If you pass a pointer in as output parameter, you might want to pass it as Foo** and set its value as *ppFoo = pSomeOtherFoo.
And from the algorithms-and-data-structures department, you can use that double indirection to update pointers, which can be faster than for instance swapping actual objects.
A simple example would be using int** foo_mat as a 2d array of integers.
Or you may also use pointers to pointers - lets say that you have a pointer void* foo and you have 2 different objects that have a reference to it with the following members: void** foo_pointer1 and void** foo_pointer2, by having a pointer to a pointer you can actually check whether *foo_pointer1 == NULL which indicates that foo is NULL. You wouldn't be able to check whether foo is NULL if foo_pointer1 was a regular pointer.
I hope that my explanation wasn't too messy :)
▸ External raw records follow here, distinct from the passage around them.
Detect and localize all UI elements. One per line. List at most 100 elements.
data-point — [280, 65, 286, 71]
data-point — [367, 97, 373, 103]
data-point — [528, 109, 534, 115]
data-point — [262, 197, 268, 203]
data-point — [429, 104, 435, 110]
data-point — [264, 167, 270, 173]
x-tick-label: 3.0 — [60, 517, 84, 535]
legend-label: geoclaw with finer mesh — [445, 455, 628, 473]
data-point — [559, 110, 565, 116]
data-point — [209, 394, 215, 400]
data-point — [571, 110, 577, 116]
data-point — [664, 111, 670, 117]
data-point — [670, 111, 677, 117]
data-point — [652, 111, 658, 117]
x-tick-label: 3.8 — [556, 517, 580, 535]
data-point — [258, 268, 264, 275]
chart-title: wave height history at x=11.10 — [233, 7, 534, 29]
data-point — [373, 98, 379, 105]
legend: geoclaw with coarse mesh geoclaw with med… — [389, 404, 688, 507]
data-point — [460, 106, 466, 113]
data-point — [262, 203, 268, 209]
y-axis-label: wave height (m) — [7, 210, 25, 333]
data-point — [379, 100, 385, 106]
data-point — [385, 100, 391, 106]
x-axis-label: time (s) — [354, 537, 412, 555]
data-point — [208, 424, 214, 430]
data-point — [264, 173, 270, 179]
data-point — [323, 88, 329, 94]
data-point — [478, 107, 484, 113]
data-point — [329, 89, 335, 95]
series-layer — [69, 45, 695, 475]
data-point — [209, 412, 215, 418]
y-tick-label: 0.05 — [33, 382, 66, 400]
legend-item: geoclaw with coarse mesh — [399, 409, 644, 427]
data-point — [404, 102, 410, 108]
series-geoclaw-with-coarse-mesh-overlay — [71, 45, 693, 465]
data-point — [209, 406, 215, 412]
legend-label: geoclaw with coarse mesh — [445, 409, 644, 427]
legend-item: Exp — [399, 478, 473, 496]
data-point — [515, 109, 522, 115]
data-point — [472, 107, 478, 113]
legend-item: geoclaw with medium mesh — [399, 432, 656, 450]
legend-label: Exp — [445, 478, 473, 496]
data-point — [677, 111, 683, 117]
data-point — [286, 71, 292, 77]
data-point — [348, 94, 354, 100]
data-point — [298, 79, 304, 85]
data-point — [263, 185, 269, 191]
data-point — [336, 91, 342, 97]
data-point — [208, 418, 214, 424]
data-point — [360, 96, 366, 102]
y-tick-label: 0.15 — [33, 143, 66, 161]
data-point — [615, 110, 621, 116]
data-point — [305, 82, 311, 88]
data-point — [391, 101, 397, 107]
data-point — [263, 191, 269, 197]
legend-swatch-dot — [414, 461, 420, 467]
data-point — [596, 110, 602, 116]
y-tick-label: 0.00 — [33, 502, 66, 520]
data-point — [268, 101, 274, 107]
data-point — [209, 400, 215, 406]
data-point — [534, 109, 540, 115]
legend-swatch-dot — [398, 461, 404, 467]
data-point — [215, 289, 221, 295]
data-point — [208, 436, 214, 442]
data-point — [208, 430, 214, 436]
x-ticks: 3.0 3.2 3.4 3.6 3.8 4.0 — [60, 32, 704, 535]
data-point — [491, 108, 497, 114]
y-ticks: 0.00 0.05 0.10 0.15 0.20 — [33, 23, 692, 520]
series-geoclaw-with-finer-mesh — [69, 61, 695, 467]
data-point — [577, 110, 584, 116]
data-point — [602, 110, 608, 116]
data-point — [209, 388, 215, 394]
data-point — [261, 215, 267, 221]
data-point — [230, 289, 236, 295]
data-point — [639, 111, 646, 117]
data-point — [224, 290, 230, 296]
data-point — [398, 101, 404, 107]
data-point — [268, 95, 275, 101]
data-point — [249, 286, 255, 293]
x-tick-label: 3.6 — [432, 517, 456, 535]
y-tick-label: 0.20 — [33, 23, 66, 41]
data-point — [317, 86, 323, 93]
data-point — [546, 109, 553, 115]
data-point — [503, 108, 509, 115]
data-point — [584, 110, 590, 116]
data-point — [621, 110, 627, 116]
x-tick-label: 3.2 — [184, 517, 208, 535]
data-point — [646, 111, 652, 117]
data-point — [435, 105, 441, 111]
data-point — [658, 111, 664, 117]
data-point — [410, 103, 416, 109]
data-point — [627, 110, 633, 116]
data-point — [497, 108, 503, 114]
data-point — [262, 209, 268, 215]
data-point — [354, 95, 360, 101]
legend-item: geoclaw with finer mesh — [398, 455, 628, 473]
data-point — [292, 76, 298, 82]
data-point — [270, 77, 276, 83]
Carl: Your example should be:
*p = x;
(You have two stars.) :-)
In C, the idiom is absolutely required. Consider the problem in which you want a function to add a string (pure C, so a char *) to an array of pointers to char *. The function prototype requires three levels of indirection:
int AddStringToList(unsigned int *count_ptr, char ***list_ptr, const char *string_to_add);
We call it as follows:
unsigned int the_count = 0;
char **the_list = NULL;
AddStringToList(&the_count, &the_list, "The string I'm adding");
In C++ we have the option of using references instead, which would yield a different signature. But we still need the two levels of indirection you asked about in your original question:
int AddStringToList(unsigned int &count_ptr, char **&list_ptr, const char *string_to_add);
Usually when you pass a pointer to a function as a return value:
ErrorCode AllocateObject (void **object);
where the function returns a success/failure error code and fills in the object parameter with a pointer to the new object:
*object = new Object;
This is used a lot in COM programming in Win32.
This is more of a C thing to do, in C++ you can often wrap this type of system into a class to make the code more readable.